El hecho, es que lo que los romanos llamaron dictadura, hoy lo llamamos estado de alarma. Esto no implica ninguna valoración moral del hecho. Puede ser necesario que en situaciones extremas, cuando el peligro lo justifica, alguien detente todo el poder. Pero la realidad es que nuestro ínclito presidente Pedro Sánchez está ejerciendo, de facto, como dictador. Sin embargo en esto acaban las coincidencias entre César y Sánchez. Al primero se le recuerda como gran estratega militar, brillante cronista (autor original de sus obras), y, más allá de sus fallos de cálculo, astuto político. En último, sólo será recordado por su torpeza, su ego y... ¿por su maldad? Porque aquí cabe hacerse algunas preguntas esenciales ¿está justificado nuestro estado de alarma? ¿Vivimos en una situación que requiera un recorte tan brutal de los derechos civiles? Algunos hechos nos pueden ayudar a responder:

tabla elaborada por el Prof. del IESE Luis Huete. Relación entre muertos por millón y contracción económica

Primero: somos, en reñida disputa con Bélgica, el país del mundo con más muertos por millón por coronavirus. Cuando el Gobierno quiera contar bien a los fallecidos el liderato en este ranking será absoluto. Encabezamos también la lista de porcentaje de sanitarios infectados.

Segundo: lideramos -esta vez en estrecha disputa con Italia- el nivel de contracción económica (cercana al 10%).

Tercero: España es el único país de Europa en el que se han utilizado recursos constitucionales de emergencia para controlar la situación. En el resto del continente se han utilizado mecanismos ordinarios.

Cuarto: nuestro gobierno es el líder indiscutible en bochorno ciudadano. Empezando por la compra de mascarillas fake y terminando por la improvisación más absoluta; el número de sonrojos que nos ha producido la gestión de nuestro gobierno no ha tenido fin. Si no hubiese muerto gente sería hasta divertido.

Quinto: el gobierno está aprovechando la situación tanto para legislar vía decreto asuntos de extrema gravedad que nada tienen que ver con el estado de alarma, o para promover procesos legislativos de suma importancia.

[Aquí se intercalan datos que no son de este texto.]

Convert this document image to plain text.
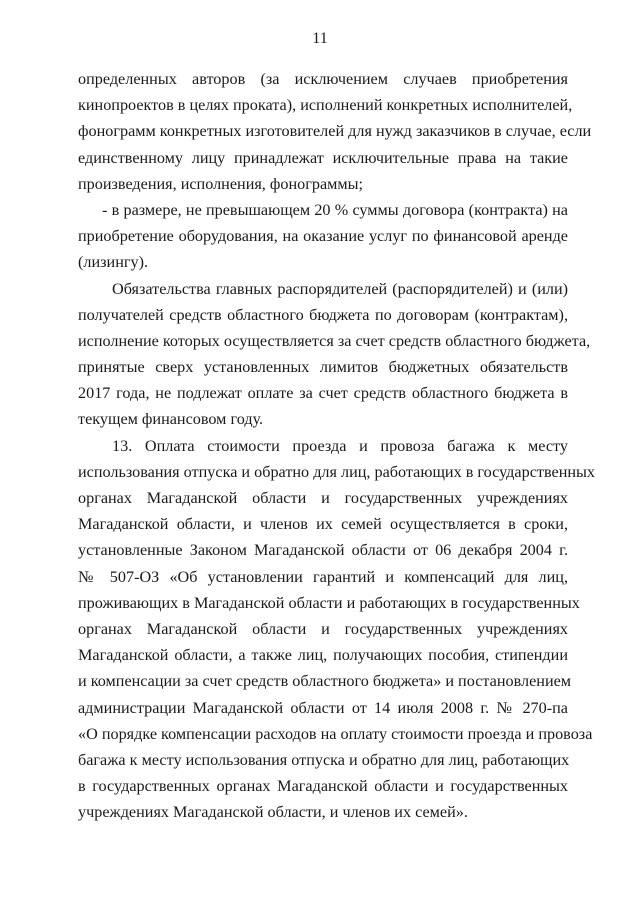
11
определенных авторов (за исключением случаев приобретения
кинопроектов в целях проката), исполнений конкретных исполнителей,
фонограмм конкретных изготовителей для нужд заказчиков в случае, если
единственному лицу принадлежат исключительные права на такие
произведения, исполнения, фонограммы;
- в размере, не превышающем 20 % суммы договора (контракта) на
приобретение оборудования, на оказание услуг по финансовой аренде
(лизингу).
Обязательства главных распорядителей (распорядителей) и (или)
получателей средств областного бюджета по договорам (контрактам),
исполнение которых осуществляется за счет средств областного бюджета,
принятые сверх установленных лимитов бюджетных обязательств
2017 года, не подлежат оплате за счет средств областного бюджета в
текущем финансовом году.
13. Оплата стоимости проезда и провоза багажа к месту
использования отпуска и обратно для лиц, работающих в государственных
органах Магаданской области и государственных учреждениях
Магаданской области, и членов их семей осуществляется в сроки,
установленные Законом Магаданской области от 06 декабря 2004 г.
№ 507-ОЗ «Об установлении гарантий и компенсаций для лиц,
проживающих в Магаданской области и работающих в государственных
органах Магаданской области и государственных учреждениях
Магаданской области, а также лиц, получающих пособия, стипендии
и компенсации за счет средств областного бюджета» и постановлением
администрации Магаданской области от 14 июля 2008 г. № 270-па
«О порядке компенсации расходов на оплату стоимости проезда и провоза
багажа к месту использования отпуска и обратно для лиц, работающих
в государственных органах Магаданской области и государственных
учреждениях Магаданской области, и членов их семей».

Creo que no hace falta seguir. Nuestro estado de alarma no sólo nos recorta derechos esenciales, sino que no está siendo efectivo en absoluto: morimos más que nadie, nos empobrecemos más que ninguno. Y sin embargo el gobierno con una mano blande el miedo a la ciudadanía, mientras que con otra le prepara la sopa boba, a la que ahora se le llama renta mínima vital. Panis et circensis es una fórmula que siempre ha funcionado. Quizá por eso al Presidente le preocupe tanto el inicio de la liga de fútbol. ¿Hasta cuándo tendremos que aguantar esto?

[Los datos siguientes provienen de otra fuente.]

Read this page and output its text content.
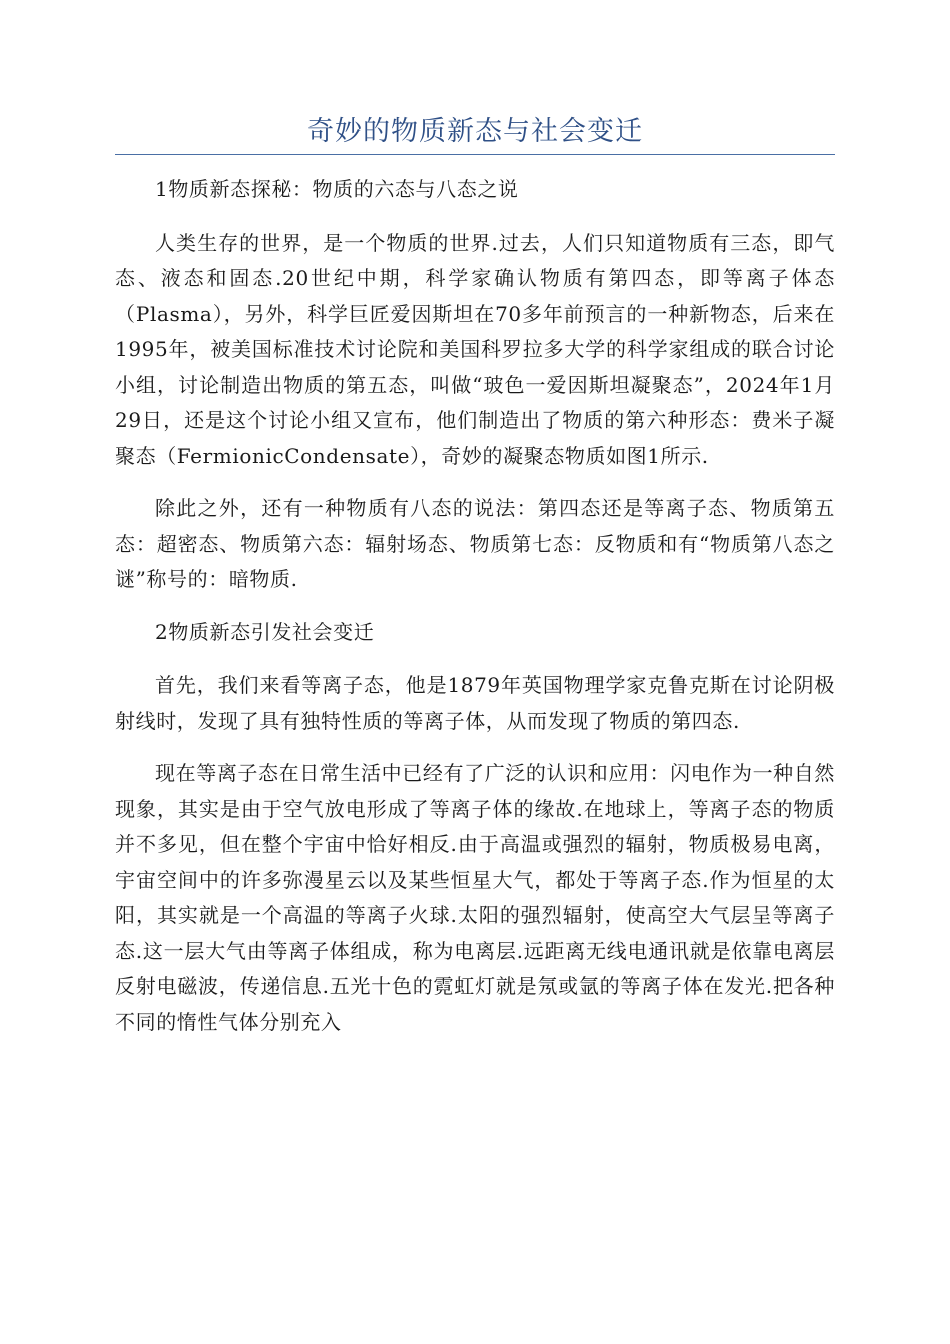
奇妙的物质新态与社会变迁

1物质新态探秘：物质的六态与八态之说

人类生存的世界，是一个物质的世界.过去，人们只知道物质有三态，即气态、液态和固态.20世纪中期，科学家确认物质有第四态，即等离子体态（Plasma），另外，科学巨匠爱因斯坦在70多年前预言的一种新物态，后来在1995年，被美国标准技术讨论院和美国科罗拉多大学的科学家组成的联合讨论小组，讨论制造出物质的第五态，叫做“玻色一爱因斯坦凝聚态”，2024年1月29日，还是这个讨论小组又宣布，他们制造出了物质的第六种形态：费米子凝聚态（FermionicCondensate），奇妙的凝聚态物质如图1所示.

除此之外，还有一种物质有八态的说法：第四态还是等离子态、物质第五态：超密态、物质第六态：辐射场态、物质第七态：反物质和有“物质第八态之谜”称号的：暗物质.

2物质新态引发社会变迁

首先，我们来看等离子态，他是1879年英国物理学家克鲁克斯在讨论阴极射线时，发现了具有独特性质的等离子体，从而发现了物质的第四态.

现在等离子态在日常生活中已经有了广泛的认识和应用：闪电作为一种自然现象，其实是由于空气放电形成了等离子体的缘故.在地球上，等离子态的物质并不多见，但在整个宇宙中恰好相反.由于高温或强烈的辐射，物质极易电离，宇宙空间中的许多弥漫星云以及某些恒星大气，都处于等离子态.作为恒星的太阳，其实就是一个高温的等离子火球.太阳的强烈辐射，使高空大气层呈等离子态.这一层大气由等离子体组成，称为电离层.远距离无线电通讯就是依靠电离层反射电磁波，传递信息.五光十色的霓虹灯就是氖或氩的等离子体在发光.把各种不同的惰性气体分别充入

Por desgracia entre el dictador romano y el nuestro todavía hay una preocupante divergencia. A César le salió caro, pero a nuestro Presidente le han explicado desde el Atlántico Sur como se hacen las cosas (aunque todo pude ser, porque Pablo, ya sabemos, es un hombre honrado).


La jugada está bastante clara. Pero si César triunfó -literalmente- fue porque las masas lo aclamaron. Al inicio de la obra Archipiélago Gulag de Solzhenitsyn, aparece una idea sobrecogedora: el comunismo no hubiese triunfado en Rusia si cada ciudadano, al ser arrebatado de su casa de noche, se hubiese revuelto con estruendo. Tal vez por eso haya llegado la hora del clamor. No se trata de salir a la calle en tropel como si la enfermedad no existiera, pero es necesario entender que cada balcón, cada cada ventanilla, cada paseo, deben ser una pancarta y un altavoz de la auténtica democracia: #gobiernodimisionya, #Sanchezveteya, #dejaddearruinarnos. Mientras no lo hagamos"Ave Sánchez, morietur te salutant!".

 

* Ave Sánchez, los que están muriendo te saludan!